- Incident summary/Récumé de l'incident: Some nodes are unschedulable due to planned update on Kubernetes 11.5.
- Start time/Heure de début: 02-26-2019 6PM UTC
- Impact / Périmètre affecté: Nodes on Kubernetes cluster version 1.11.5
- Impact type / Type d'impact : Nodes management
- Estimated date to recovery / Date de résolution estimé : 02-27-2019 1AM UTC
- Actions undertaken / Actions entreprises : All of our nodes will be update to 11.7 to reduce the load on OpenStack API.

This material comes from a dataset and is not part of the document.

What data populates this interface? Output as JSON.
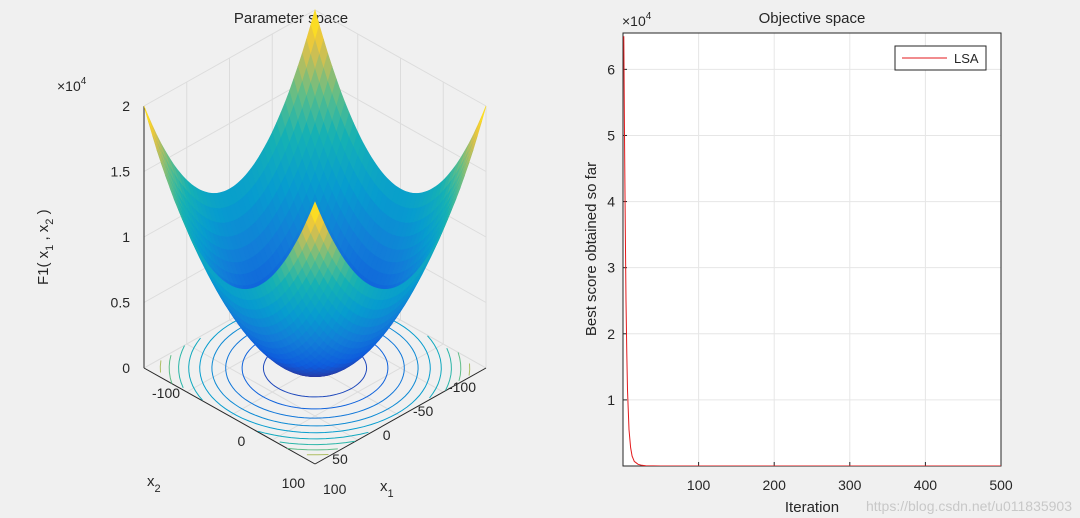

- Affected hosts / Hôtes affectés: Maximum 1 node per cluster.
Details :
New Kubelet version overload OpenStack API.
Few old nodes are unschedulable. New node deployment are blocked until resolution.
Update(s):
Date: 2019-02-26 01:55:35 UTC Waiting for OpenStack API to stabilize, requests count decreased a lot.
Date: 2019-02-26 01:26:41 UTC 140 nodes updated.
Still the same load on Open Stack API.
Investigating.
Date: 2019-02-26 00:54:00 UTC Fix deployed on all impacted nodes.
Starting Kubelet gracefully.
Date: 2019-02-26 00:34:53 UTC Successfully fixed 3 nodes.
Attempting fix on a 35 nodes.
Around 100 impacted nodes are still pending.
Date: 2019-02-25 23:56:36 UTC Rootcause is identified.
We have started to roll a full update process to 11.7.
Our main goal is the reduction of load on OpenStack API.